Classic CF, a recessively inherited genetic disorder, has an incidence of one in 2500–3200 in Caucasians making it one of the most common lethal genetic disorders [15
]. CF occurs with different frequencies in different ethnic groups with estimated carrier rates of one in 28, 29, 46, 65, and 90 in Caucasians, Ashkenazi Jews, Hispanics, African Americans, and Asians, respectively [16
]. The American College of Medical Genetics recommends carrier screening for CF in expectant individuals or those planning a pregnancy by testing for 23 known disease-causing mutations [18
]; between 48% and 84% of clinically diagnosed CF patients have at least one of these mutations [19
]. The most common CFTR
gene mutation is a three base pair deletion, p.Phe508del (prevalence of 24%-88% depending on ethnic background [17
]), which is associated with a more severe phenotype when present in a homozygous state [21
]. Similarly, other variants have variable frequency in different populations [22
]. In all ethnic groups, the majority of CFTR
variants are of unknown clinical significance [22
]. Several databases have reported variants in CFTR
including dbSNP [8
], the Cystic Fibrosis Mutation Database (CFMDB) [24
], and the Human Gene Mutation Database (HGMD) [25
]. Variants in HGMD are assumed to be disease causing, but there are exceptions. Variants in dbSNP, on the other hand, are often assumed to be benign; however, that is not always the case. The CFMDB contains both disease causing and benign variants.
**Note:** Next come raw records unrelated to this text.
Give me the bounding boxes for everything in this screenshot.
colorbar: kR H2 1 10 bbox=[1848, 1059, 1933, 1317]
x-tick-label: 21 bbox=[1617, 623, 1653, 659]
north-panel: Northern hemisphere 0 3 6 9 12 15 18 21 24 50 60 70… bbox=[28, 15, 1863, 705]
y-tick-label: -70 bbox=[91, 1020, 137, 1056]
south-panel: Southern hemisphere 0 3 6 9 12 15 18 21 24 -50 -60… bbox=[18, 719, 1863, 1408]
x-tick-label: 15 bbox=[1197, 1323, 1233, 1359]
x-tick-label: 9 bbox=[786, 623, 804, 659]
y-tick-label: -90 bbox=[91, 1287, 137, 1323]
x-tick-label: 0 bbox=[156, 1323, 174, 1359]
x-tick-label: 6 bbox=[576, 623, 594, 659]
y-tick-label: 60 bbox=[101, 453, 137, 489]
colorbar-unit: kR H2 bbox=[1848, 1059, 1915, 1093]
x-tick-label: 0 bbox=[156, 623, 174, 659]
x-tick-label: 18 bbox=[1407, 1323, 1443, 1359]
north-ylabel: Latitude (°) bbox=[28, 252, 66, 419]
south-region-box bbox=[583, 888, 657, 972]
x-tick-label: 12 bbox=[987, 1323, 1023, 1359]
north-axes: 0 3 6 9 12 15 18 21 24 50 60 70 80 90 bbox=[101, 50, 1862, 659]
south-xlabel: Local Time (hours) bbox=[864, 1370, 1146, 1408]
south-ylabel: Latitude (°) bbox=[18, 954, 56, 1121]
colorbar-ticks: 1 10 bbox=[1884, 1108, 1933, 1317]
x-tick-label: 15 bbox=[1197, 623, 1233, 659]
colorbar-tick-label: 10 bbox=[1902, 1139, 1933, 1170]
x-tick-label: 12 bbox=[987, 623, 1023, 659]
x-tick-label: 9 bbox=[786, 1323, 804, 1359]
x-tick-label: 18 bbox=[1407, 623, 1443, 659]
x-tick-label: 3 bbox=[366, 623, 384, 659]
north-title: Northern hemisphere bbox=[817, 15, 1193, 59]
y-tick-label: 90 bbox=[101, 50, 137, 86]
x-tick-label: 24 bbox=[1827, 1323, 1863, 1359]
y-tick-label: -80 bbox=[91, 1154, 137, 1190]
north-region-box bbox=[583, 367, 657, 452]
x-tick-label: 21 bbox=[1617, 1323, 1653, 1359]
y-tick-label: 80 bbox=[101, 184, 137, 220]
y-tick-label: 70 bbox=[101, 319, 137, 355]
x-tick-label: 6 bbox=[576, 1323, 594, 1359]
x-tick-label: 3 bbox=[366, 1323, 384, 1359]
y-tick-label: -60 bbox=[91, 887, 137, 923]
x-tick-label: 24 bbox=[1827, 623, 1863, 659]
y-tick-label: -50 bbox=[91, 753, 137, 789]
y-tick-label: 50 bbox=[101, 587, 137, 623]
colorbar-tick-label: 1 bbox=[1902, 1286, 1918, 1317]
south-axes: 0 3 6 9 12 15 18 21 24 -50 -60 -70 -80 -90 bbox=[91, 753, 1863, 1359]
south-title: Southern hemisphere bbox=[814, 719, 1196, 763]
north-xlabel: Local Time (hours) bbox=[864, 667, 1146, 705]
Herein we present results from a six-year period of CFTR diagnostic testing, including 21 novel variants, during which samples from 1407 individuals were referred to ARUP Laboratories for full gene CFTR sequencing. We focus on the need to develop a more complete understanding of variants in non-Caucasian ethnic groups, evaluate the usefulness and completeness of databases for clinical testing, and report novel variants observed at ARUP with ethnicity and clinical classifications.